Esta história que aqui narro é real. Passou-se comigo. Por vezes  quando estou   à conversa com o meu filho, procuro fazer-lhe ver quão felizardo ele foi na escola, principalmente com os professores que lhe couberam em sorte, se comparado comigo. Muito embora reconheça que basta um, apenas um mau professor, para dar cabo do trabalho de  uma boa meia dúzia dos bons, a verdade é que já nada pode ser igualado com os tempos de antigamente.

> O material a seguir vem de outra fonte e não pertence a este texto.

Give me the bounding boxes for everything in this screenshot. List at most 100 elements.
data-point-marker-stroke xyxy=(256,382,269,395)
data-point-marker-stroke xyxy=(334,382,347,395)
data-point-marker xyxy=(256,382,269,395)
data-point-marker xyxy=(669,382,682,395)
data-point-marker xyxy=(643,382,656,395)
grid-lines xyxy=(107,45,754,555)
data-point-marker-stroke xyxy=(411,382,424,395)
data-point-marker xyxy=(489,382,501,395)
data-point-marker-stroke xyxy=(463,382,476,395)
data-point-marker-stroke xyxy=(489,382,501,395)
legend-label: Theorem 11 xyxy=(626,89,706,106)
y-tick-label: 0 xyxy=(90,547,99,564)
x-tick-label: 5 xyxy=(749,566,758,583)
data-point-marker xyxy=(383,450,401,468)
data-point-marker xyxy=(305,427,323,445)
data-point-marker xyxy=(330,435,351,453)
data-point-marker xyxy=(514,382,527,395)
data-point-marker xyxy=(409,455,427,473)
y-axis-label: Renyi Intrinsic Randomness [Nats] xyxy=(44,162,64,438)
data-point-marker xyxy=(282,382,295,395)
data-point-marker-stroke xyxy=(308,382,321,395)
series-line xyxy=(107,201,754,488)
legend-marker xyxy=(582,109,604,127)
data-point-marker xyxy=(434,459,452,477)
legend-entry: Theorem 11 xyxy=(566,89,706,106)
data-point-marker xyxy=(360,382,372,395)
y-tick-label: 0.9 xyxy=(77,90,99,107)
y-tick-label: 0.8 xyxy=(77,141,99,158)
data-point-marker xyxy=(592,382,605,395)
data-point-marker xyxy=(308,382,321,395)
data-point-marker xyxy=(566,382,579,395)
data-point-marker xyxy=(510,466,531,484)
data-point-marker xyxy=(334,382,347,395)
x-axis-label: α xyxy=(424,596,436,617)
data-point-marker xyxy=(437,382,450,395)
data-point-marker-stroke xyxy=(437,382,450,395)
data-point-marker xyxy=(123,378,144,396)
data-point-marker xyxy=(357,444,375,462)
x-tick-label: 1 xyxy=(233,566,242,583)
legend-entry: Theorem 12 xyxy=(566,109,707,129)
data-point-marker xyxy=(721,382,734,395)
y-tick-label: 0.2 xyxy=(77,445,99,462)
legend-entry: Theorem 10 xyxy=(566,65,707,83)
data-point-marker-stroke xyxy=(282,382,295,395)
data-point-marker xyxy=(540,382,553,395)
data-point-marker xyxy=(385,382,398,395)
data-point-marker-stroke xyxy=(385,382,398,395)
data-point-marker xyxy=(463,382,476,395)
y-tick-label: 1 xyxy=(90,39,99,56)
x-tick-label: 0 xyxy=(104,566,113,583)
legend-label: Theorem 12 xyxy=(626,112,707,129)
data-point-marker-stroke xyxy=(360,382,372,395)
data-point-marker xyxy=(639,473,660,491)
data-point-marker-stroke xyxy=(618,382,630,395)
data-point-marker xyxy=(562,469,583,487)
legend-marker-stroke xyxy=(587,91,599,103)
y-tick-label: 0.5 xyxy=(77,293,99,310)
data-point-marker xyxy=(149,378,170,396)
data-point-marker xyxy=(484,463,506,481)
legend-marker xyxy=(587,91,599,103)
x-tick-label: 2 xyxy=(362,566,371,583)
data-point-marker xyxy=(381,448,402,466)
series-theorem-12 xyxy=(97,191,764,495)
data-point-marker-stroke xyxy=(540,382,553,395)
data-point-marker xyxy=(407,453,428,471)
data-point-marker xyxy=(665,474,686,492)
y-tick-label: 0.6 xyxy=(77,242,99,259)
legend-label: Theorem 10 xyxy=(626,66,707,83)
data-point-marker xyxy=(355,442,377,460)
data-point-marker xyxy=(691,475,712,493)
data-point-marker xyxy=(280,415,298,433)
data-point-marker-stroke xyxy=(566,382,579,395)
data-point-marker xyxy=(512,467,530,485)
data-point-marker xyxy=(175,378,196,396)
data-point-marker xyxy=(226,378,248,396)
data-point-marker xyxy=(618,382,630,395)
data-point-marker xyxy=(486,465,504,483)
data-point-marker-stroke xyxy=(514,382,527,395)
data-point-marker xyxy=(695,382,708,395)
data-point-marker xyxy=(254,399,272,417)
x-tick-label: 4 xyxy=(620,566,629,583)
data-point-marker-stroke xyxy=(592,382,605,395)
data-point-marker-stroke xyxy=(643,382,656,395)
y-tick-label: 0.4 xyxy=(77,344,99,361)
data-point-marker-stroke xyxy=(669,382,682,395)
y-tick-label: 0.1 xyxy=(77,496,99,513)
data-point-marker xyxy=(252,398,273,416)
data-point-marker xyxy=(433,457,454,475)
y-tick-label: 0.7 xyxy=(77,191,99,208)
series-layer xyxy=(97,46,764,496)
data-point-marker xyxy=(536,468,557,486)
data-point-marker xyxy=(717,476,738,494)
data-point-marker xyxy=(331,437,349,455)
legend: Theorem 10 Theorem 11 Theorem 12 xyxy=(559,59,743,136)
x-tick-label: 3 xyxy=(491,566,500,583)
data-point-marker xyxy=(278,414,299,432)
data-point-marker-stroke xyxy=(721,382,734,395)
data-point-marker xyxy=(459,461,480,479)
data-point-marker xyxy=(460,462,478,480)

Tinha sete anos quando entrei para a escola primária. Fui levada pela mão de uma vizinha alguns anos mais velha, que também frequentava o mesmo estabelecimento de ensino! A escola era um pequeno edifício constituído por quatro salas que se encontrava em avançado estado de degradação. No entanto, os meus olhos de criança não a viram assim, a inocência impedia-me de percepcionar tão  humilhante  decrepitude. Anos mais tarde, quando num dia por acaso,  passei defronte da minha primeira escola pude, então,  avaliar com verdadeiros  olhos de ver. Verifiquei com assombro  que,  de tão pequenina, mais parecia uma escola para bonecas. Mas foi lá, naquela minúscula escola que aconteceu um episódio que ficou gravado a ferros na minha memória. A primeira vez que alguém me bateu. Se os meus pais me terão dado algumas palmadas no rabo ou qualquer coisa semelhante, disso não guardo memória, pelo que continuarei a afirmar que foi nesta escola que pela primeira vez tive contacto com a violência.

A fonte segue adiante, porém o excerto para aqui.